TUC March for the Alternative Sees Tens of Thousands
Take to London’s Streets Demanding New Deal for Workers
On Saturday May 12, tens of thousands of working people descended on central London, calling for a new deal for workers and for public services. It was seen as part of the struggle of the workers’ movement to turn things around in a manner which favours them and the progress of society. There were at least 30,000 workers in their trade union contingents, probably more. This itself was a tribute to the organised workers’ movement, since the mobilisation had been carried out primarily through union channels. It was reminiscent of the demonstrations for the alternative and for a future that works which the TUC organised at the behest of Congress some years back.
From early morning, coaches and trains had brought tens of thousands of workers organised in their trade unions to London from all corners of Britain. The majority were in the colours of their union, accompanied by national and local banners, making a deafening noise with hooters and the shouting of slogans. Many union activists spoke of the need for a change in the direction of the economy.
As the CWU pointed out in a post, altogether tens of thousands of activists, members and their families came to London from all walks of life – unions representing manufacturing workers, local authority staff, shop and retail employees, transport and education all marched together in an impressive display of unity and determination. The CWU, it said, turned out the largest mobilisation in the union’s history, with an estimated 3,000 joining its bloc, waving hundreds of flags and proudly parading a total of 44 CWU banners, representing branches and regions all over the UK, from Northern Ireland, Scotland, Wales, the North East, North West, Midlands, South West, South East, Eastern and London.

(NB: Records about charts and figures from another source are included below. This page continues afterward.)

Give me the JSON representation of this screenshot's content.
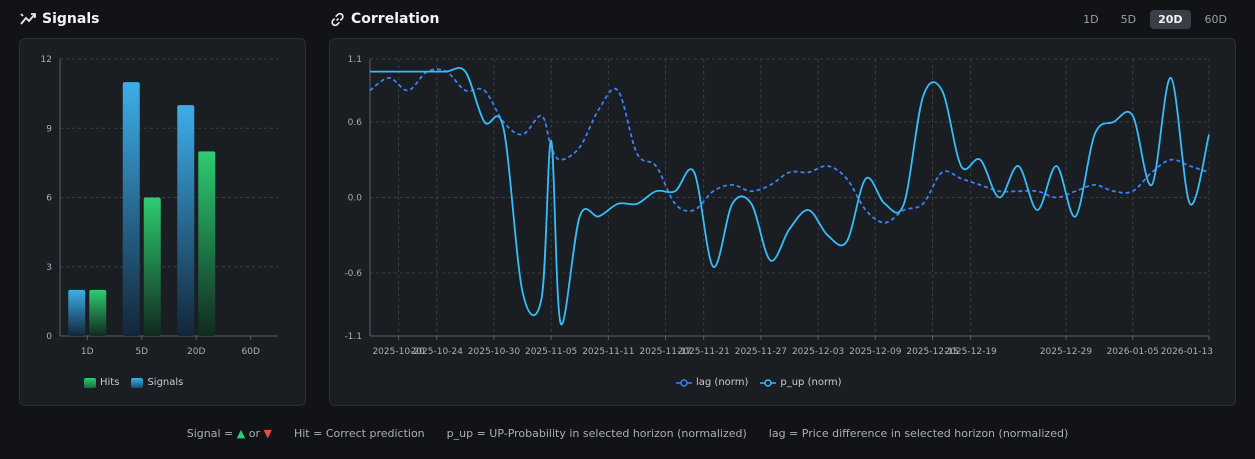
{
  "signals": {
    "title": "Signals"
  },
  "correlation": {
    "title": "Correlation"
  },
  "tabs": [
    {
      "label": "1D",
      "active": false
    },
    {
      "label": "5D",
      "active": false
    },
    {
      "label": "20D",
      "active": true
    },
    {
      "label": "60D",
      "active": false
    }
  ],
  "footer": {
    "signal_prefix": "Signal =",
    "signal_or": "or",
    "hit": "Hit = Correct prediction",
    "p_up": "p_up = UP-Probability in selected horizon (normalized)",
    "lag": "lag = Price difference in selected horizon (normalized)"
  },
  "colors": {
    "hits": "#2ecc71",
    "signals": "#3daee9",
    "lag": "#3b82f6",
    "p_up": "#38bdf8"
  },
  "chart_data": [
    {
      "type": "bar",
      "categories": [
        "1D",
        "5D",
        "20D",
        "60D"
      ],
      "series": [
        {
          "name": "Hits",
          "values": [
            2,
            6,
            8,
            0
          ]
        },
        {
          "name": "Signals",
          "values": [
            2,
            11,
            10,
            0
          ]
        }
      ],
      "ylim": [
        0,
        12
      ],
      "yticks": [
        "0",
        "3",
        "6",
        "9",
        "12"
      ],
      "legend": "bottom",
      "grid": true
    },
    {
      "type": "line",
      "x": [
        "2025-10-17",
        "2025-10-19",
        "2025-10-21",
        "2025-10-23",
        "2025-10-25",
        "2025-10-27",
        "2025-10-29",
        "2025-10-31",
        "2025-11-02",
        "2025-11-04",
        "2025-11-05",
        "2025-11-06",
        "2025-11-08",
        "2025-11-10",
        "2025-11-12",
        "2025-11-14",
        "2025-11-16",
        "2025-11-18",
        "2025-11-20",
        "2025-11-22",
        "2025-11-24",
        "2025-11-26",
        "2025-11-28",
        "2025-11-30",
        "2025-12-02",
        "2025-12-04",
        "2025-12-06",
        "2025-12-08",
        "2025-12-10",
        "2025-12-12",
        "2025-12-14",
        "2025-12-16",
        "2025-12-18",
        "2025-12-20",
        "2025-12-22",
        "2025-12-24",
        "2025-12-26",
        "2025-12-28",
        "2025-12-30",
        "2026-01-01",
        "2026-01-03",
        "2026-01-05",
        "2026-01-07",
        "2026-01-09",
        "2026-01-11",
        "2026-01-13"
      ],
      "series": [
        {
          "name": "lag (norm)",
          "style": "dashed",
          "values": [
            0.85,
            0.95,
            0.85,
            1.0,
            1.0,
            0.85,
            0.85,
            0.6,
            0.5,
            0.65,
            0.4,
            0.3,
            0.4,
            0.7,
            0.85,
            0.35,
            0.25,
            -0.05,
            -0.1,
            0.05,
            0.1,
            0.05,
            0.1,
            0.2,
            0.2,
            0.25,
            0.15,
            -0.1,
            -0.2,
            -0.1,
            -0.05,
            0.2,
            0.15,
            0.1,
            0.05,
            0.05,
            0.05,
            0.0,
            0.05,
            0.1,
            0.05,
            0.05,
            0.2,
            0.3,
            0.25,
            0.2
          ]
        },
        {
          "name": "p_up (norm)",
          "style": "solid",
          "values": [
            1.0,
            1.0,
            1.0,
            1.0,
            1.0,
            1.0,
            0.6,
            0.55,
            -0.75,
            -0.8,
            0.45,
            -1.0,
            -0.15,
            -0.15,
            -0.05,
            -0.05,
            0.05,
            0.05,
            0.2,
            -0.55,
            -0.05,
            -0.05,
            -0.5,
            -0.25,
            -0.1,
            -0.3,
            -0.35,
            0.15,
            -0.05,
            -0.05,
            0.8,
            0.85,
            0.25,
            0.3,
            0.0,
            0.25,
            -0.1,
            0.25,
            -0.15,
            0.5,
            0.6,
            0.65,
            0.1,
            0.95,
            -0.05,
            0.5
          ]
        }
      ],
      "xticks": [
        "2025-10-20",
        "2025-10-24",
        "2025-10-30",
        "2025-11-05",
        "2025-11-11",
        "2025-11-17",
        "2025-11-21",
        "2025-11-27",
        "2025-12-03",
        "2025-12-09",
        "2025-12-15",
        "2025-12-19",
        "2025-12-29",
        "2026-01-05",
        "2026-01-13"
      ],
      "yticks": [
        "1.1",
        "0.6",
        "0.0",
        "-0.6",
        "-1.1"
      ],
      "ylim": [
        -1.1,
        1.1
      ],
      "legend": "bottom",
      "grid": true
    }
  ]
}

The demonstration started from the Victoria Embankment, marching through central London, and ending up with a rally in Hyde Park. Trade unions including Unite, Unison, the National Union of Rail, Maritime and Transport Workers (RMT), the Communication Workers Union (CWU) and the Fire Brigades Union (FBU) all had delegations at the march. Other groups present included Disabled People Against Cuts (DPAC), Unite the Community and Health Campaigns Together.
As the TUC points out, three million workers are stuck on zero hours contracts, in agency work and in low-paid self-employment. Workers in the public sector have been denied pay rises which have meant effective cuts in wages and standards of living. The drive of the ruling elite towards privatisation has affected all social programmes and services, and poverty, homelessness and an increase in vulnerability have also been the result of this agenda and the irresponsibility of the ruling elite towards the future of society.
To turn things around, the TUC says: “We’re marching for the alternative. For a growing economy with great jobs in every nation and region of the UK. For a £10 per hour minimum wage and the right to a voice at work. For public services that are brilliant, funded and free at the point of use. And for a society that roots out racism, sexism and discrimination.”
To mark the event, the TUC published data which it said showed that workers were suffering the longest squeeze on wages in modern history. A decade on from the financial crisis, real wages are worth £24 a week less than in 2008 and are not forecast to return to pre-crash levels until 2025, the TUC said.
The march ended in a rally, with Labour Party leader Jeremy Corbyn and leaders of the country’s biggest unions addressing the crowds. Jeremy Corbyn condemned the treatment of workers and vowed that the next Labour government will legislate against unscrupulous employment practices and create a new Ministry of Labour. He said, “This demonstration today is about workers’ rights, it is about collective endeavour but above all, it’s a declaration that we’re around to campaign as long as it takes, to bring about that social justice and that decency in society.”
The TUC itself emphasised that it is building a sustained campaign.
There must be a new way of running the economy in which the experience and organisation of the working class is brought to bear. The block on the right of the working class to solve the problems of society and to change the direction of the economy must be consciously fought and challenged. New forms of governance, new politics, new relations of production must be conceptualised and fought for. This is a necessity so that society can set an aim in conformity with modern forms of socialised production and social existence.
The working class must exercise its leadership in all fields of society, including against war and militarisation and for an economy and society in which health and education are recognised as rights for all and a budget is set which serves such an economy, and global trade and other international relations are based on friendship and mutual benefit, not on aggression and intervention.